Che sia un «peccato di virilità» o semplice paura, è un dato di fatto che la maggior parte degli uomini italiani cerca di stare alla larga il più possibile dai camici bianchi. Più del 65% si rivolge a uno specialista solo “se urgente o sta molto male” e con sintomi evidenti che hanno un forte impatto sulla vita di tutti i giorni. L’ha rivelato un recente sondaggio promosso da Fondazione Veronesi sul sito di Sky Sport e de Il Ritratto della Salute a cui hanno partecipato oltre 20mila italiani.
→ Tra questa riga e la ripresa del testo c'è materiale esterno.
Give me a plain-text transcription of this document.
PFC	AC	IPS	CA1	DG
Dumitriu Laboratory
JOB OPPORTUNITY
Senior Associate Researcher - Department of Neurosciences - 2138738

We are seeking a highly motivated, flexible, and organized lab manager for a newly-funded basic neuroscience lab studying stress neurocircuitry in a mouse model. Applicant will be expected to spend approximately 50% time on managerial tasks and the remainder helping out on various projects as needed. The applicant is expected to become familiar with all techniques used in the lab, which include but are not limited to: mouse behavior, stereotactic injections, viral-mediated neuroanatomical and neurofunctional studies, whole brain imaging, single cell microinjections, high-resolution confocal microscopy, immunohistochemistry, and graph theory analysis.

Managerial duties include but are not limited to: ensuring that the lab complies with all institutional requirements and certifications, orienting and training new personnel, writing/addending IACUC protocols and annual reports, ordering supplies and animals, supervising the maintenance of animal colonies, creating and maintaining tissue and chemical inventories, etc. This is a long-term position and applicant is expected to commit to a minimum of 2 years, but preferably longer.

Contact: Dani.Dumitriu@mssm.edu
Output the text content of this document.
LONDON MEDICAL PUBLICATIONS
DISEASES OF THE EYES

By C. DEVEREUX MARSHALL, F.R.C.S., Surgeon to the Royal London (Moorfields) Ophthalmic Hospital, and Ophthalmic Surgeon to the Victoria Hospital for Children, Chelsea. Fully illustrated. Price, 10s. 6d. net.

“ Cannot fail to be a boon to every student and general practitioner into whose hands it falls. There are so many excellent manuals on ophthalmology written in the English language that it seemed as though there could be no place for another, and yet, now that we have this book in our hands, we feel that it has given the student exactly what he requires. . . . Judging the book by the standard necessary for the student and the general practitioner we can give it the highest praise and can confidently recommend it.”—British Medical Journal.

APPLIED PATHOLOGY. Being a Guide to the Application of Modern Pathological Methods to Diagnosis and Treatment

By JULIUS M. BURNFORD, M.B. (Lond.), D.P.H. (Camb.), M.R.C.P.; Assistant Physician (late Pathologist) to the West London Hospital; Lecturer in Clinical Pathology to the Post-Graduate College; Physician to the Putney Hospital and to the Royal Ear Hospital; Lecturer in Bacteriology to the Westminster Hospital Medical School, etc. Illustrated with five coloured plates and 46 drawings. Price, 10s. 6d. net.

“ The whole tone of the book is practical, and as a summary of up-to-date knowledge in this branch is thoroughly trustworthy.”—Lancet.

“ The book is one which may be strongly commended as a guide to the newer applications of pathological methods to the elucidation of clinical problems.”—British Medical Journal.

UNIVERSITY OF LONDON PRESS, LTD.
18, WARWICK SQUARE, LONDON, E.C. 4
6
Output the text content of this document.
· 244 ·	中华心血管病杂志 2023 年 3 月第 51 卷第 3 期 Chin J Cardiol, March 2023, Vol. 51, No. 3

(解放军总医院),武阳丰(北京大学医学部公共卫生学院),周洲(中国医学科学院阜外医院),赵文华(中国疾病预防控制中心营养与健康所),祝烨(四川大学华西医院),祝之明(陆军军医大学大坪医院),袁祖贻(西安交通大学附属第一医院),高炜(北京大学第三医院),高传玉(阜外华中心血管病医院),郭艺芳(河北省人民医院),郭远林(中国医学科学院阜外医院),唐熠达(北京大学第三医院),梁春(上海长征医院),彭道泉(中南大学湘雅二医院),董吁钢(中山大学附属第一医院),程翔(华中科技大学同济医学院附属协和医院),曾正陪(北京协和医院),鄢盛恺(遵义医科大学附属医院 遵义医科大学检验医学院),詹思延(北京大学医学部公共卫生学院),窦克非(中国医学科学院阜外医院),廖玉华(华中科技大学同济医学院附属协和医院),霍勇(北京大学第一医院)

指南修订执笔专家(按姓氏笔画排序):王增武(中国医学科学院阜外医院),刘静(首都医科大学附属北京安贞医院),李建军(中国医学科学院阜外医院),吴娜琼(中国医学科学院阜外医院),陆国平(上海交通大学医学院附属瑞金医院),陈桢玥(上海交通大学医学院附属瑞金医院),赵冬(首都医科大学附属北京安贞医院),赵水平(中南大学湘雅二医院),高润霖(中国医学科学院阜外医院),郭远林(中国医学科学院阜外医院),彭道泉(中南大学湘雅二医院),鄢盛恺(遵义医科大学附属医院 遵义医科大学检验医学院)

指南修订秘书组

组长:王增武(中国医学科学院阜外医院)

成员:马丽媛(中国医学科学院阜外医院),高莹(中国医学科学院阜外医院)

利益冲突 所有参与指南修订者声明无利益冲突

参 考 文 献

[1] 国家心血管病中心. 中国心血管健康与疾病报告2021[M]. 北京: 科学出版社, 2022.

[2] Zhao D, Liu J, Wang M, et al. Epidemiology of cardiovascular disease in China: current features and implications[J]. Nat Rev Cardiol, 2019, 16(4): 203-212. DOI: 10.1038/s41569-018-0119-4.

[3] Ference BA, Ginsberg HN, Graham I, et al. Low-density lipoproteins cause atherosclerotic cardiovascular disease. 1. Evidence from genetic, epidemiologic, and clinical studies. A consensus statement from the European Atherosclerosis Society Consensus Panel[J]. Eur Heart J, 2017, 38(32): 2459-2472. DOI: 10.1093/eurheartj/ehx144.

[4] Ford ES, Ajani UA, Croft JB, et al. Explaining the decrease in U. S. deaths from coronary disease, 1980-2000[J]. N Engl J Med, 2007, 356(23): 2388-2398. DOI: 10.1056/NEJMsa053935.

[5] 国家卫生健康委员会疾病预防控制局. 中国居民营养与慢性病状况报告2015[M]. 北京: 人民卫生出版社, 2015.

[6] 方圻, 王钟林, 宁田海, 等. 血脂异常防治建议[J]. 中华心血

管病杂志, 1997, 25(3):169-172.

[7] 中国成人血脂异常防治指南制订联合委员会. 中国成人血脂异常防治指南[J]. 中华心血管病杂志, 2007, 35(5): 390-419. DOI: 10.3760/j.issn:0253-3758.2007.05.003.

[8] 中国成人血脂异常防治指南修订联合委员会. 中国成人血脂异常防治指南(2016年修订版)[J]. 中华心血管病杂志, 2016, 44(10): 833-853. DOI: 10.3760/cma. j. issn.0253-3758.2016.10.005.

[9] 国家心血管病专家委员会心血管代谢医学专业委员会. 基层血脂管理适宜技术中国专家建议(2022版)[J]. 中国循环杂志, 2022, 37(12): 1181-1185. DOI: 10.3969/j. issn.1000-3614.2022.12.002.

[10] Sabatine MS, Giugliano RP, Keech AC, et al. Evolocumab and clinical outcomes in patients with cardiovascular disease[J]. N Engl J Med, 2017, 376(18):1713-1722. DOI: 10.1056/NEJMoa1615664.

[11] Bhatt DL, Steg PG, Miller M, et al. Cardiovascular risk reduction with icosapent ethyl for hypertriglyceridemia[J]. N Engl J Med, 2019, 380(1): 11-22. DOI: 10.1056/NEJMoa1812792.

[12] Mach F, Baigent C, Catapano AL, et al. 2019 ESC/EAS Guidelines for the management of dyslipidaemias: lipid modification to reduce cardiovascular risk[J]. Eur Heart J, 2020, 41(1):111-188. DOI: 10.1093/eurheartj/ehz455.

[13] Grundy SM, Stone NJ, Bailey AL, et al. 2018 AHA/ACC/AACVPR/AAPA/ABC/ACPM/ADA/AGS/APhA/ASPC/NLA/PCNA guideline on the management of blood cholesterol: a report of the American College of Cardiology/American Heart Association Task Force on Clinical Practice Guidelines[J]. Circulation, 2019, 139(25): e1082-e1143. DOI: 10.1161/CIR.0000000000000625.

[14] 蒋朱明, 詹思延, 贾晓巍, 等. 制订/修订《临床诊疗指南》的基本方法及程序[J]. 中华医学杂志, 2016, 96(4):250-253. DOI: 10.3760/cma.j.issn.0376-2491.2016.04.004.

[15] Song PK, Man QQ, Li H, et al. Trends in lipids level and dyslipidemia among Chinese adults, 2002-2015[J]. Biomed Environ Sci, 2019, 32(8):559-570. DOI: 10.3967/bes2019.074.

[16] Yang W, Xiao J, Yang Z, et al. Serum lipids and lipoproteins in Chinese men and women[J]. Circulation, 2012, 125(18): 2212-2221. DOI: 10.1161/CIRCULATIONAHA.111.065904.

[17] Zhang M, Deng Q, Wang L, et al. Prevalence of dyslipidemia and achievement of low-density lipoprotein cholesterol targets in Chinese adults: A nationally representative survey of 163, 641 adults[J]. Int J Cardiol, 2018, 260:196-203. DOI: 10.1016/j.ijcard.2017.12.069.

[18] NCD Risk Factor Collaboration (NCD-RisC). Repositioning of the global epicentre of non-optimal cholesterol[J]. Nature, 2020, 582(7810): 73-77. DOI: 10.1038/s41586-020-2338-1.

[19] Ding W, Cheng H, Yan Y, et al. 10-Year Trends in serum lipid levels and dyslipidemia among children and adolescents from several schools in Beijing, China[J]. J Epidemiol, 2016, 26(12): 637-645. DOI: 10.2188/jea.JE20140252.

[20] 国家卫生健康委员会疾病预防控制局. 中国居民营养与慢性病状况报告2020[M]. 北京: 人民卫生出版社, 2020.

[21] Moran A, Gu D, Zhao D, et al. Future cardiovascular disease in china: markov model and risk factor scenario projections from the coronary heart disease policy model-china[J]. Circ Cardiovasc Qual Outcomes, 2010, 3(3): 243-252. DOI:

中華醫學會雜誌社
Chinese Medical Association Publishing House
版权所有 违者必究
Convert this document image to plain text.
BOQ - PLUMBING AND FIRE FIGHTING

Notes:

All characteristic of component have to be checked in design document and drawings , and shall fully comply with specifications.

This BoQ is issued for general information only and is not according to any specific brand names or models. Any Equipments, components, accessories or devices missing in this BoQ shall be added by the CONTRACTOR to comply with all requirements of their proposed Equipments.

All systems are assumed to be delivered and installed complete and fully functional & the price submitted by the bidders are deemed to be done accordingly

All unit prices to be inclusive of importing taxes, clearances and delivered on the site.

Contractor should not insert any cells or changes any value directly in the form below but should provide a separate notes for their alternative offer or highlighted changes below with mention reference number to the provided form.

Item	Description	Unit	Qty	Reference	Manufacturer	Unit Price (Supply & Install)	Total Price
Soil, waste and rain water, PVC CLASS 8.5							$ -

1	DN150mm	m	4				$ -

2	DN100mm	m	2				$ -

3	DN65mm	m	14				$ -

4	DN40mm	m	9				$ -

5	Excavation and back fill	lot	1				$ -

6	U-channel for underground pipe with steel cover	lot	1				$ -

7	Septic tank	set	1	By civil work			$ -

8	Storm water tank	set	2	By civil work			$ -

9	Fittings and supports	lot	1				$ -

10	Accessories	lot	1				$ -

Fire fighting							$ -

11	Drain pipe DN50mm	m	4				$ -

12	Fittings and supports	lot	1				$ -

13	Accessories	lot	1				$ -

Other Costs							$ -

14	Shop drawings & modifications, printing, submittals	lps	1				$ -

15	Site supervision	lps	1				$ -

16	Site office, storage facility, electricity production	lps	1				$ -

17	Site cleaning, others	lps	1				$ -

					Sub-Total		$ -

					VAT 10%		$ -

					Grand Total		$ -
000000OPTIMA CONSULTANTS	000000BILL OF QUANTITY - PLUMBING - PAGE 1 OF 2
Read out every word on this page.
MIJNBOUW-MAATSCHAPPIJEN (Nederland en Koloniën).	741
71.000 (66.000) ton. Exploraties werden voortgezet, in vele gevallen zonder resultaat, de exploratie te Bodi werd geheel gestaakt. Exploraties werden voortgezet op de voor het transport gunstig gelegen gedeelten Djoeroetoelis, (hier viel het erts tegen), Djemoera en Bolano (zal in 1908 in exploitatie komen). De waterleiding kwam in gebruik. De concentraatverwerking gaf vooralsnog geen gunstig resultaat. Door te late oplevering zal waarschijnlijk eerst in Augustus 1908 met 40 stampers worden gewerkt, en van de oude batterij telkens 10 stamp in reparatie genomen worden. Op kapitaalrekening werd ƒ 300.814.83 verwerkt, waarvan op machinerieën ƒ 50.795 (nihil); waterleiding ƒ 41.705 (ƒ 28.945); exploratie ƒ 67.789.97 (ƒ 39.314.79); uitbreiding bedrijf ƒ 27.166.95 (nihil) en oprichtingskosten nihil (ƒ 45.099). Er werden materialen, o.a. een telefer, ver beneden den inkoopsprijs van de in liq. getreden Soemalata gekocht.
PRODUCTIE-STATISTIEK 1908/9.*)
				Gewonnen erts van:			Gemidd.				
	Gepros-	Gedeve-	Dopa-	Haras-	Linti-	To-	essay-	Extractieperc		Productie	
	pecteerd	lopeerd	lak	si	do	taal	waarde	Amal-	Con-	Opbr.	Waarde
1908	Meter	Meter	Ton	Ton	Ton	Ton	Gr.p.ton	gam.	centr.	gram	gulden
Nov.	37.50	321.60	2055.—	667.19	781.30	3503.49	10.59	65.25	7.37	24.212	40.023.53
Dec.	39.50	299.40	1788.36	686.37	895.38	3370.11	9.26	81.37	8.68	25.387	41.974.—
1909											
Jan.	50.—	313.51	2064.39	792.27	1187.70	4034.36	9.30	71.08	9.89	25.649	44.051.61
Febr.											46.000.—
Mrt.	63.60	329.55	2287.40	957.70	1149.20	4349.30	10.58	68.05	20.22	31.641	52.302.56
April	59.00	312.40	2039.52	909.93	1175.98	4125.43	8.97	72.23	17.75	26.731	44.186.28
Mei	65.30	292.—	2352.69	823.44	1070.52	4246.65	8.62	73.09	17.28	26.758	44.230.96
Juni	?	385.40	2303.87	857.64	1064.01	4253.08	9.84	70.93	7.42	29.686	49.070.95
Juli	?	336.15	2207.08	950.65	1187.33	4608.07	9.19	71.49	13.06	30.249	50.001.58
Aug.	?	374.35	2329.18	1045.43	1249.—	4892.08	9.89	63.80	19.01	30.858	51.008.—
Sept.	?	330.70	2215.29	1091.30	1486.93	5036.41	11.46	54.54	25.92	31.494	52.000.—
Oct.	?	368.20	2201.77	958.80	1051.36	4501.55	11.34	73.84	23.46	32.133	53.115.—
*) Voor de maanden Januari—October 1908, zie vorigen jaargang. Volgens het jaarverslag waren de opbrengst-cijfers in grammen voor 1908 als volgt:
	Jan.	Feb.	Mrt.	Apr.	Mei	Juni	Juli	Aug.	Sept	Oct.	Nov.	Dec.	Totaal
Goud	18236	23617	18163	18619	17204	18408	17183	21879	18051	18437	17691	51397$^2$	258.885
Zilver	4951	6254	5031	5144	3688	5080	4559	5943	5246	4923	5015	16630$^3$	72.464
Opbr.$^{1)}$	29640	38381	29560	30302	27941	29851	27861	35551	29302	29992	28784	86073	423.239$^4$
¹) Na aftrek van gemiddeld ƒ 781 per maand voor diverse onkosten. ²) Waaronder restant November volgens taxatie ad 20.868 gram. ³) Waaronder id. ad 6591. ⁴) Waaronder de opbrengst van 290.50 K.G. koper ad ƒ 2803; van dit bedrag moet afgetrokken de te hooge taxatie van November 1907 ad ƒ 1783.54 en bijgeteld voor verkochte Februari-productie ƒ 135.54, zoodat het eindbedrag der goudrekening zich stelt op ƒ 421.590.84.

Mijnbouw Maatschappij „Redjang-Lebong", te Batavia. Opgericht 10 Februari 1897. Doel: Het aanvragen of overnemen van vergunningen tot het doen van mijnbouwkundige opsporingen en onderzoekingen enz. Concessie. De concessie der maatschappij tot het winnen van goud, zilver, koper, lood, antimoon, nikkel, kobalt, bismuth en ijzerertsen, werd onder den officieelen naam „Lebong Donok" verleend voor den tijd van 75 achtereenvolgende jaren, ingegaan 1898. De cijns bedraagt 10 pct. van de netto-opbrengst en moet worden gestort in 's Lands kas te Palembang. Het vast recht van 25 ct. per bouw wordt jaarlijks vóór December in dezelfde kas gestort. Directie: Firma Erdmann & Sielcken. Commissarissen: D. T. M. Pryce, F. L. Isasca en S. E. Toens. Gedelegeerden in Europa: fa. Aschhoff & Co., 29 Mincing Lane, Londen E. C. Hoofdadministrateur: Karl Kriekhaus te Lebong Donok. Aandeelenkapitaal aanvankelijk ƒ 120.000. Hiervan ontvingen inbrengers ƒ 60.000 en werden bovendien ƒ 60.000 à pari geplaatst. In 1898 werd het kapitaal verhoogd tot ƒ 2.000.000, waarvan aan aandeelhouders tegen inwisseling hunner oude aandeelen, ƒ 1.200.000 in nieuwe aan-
Eppure basterebbe un po’ più di attenzione al proprio stile di vita per salvaguardare la prostata e prevenire malattie come l’ipertrofia prostatica benigna, la prostatite o il tumore della prostata.   

 

“La prostata è quella ghiandola che nell’uomo produce fluidi e nutrienti per il liquido seminale – spiega il prof. Michele Gallucci, presidente nazionale dell’AURO (Associazione Urologi italiani) – Col passare degli anni può aumentare di volume e questo ingrossamento può portare a disturbi, soprattutto di tipo urinario, che possono avere un impatto elevato sulla qualità di vita.  Molti pazienti si rassegnano a subirne i disagi, vivendo la propria condizione con imbarazzo e preoccupazione. In realtà, è estremamente importante rivolgersi al medico quanto prima e trovare una soluzione al problema in tempi brevi. Tra le patologie più comuni vanno distinte l’ipertrofia prostatica e la prostatite. La prima è una malattia causata dall’ingrossamento della prostata tale da procurare disturbi della minzione. La prostatite è, invece, uno stato infiammatorio di natura per lo più batterica che interessa la prostata e i tessuti circostanti”. 

 

“Entrambi questi disturbi sono legati – prosegue l’urologo – si possono prevenire con uno stile di vita corretto. Bisognerebbe evitare soprattutto quei cibi che venivano considerati afrodisiaci e che in realtà infiammano semplicemente l’area. Dunque, moderazione nel consumo di peperoncino, birra, insaccati, spezie, pepe, grassi saturi (che provengono da carni rosse cotte alla griglia, formaggi e fritti), superalcolici, caffè e crostacei, soprattutto per chi già soffre di frequenti irritazioni alla prostata. La corretta alimentazione è un punto di partenza fondamentale anche per la regolarità della funzione intestinale: sia la stipsi cronica che la diarrea devono essere evitate perché possono irritare la ghiandola. È opportuno, poi, bere almeno due litri di acqua al giorno a piccoli sorsi e frequentemente nell’arco delle 24 ore. Anche praticare un’attività fisica regolarmente è un toccasana per preservare la salute della prostata e più in generale anche la fertilità maschile”. 

 

Per sensibilizzare gli uomini a porre più attenzione al proprio benessere, AURO e SIUrO collaborano al progetto SAM, la campagna di sensibilizzazione e prevenzione delle patologie maschili promossa da Fondazione Veronesi e a novembre sarà organizzata una giornata di porte aperte in tutti gli ambulatori italiani di Urologia.  

 

“Gli uomini ‐ ha spiegato l'oncologo Umberto Veronesi ‐ non sono attenti alla propria salute: di solito è la moglie, la sorella o la figlia ad occuparsene per loro. L'uomo è restio a fare prevenzione, va dal medico solo se ha un disturbo importante: rimuove il problema, finge che non ci sia. Sappiamo che in Italia meno del 5% dei ragazzi sotto i 20 anni ha fatto una visita dall'urologo, mentre più del 40% delle loro coetanee è stata almeno una volta dal ginecologo. Le donne hanno capito per prime che scoprire una malattia in fase precoce può fare la differenza».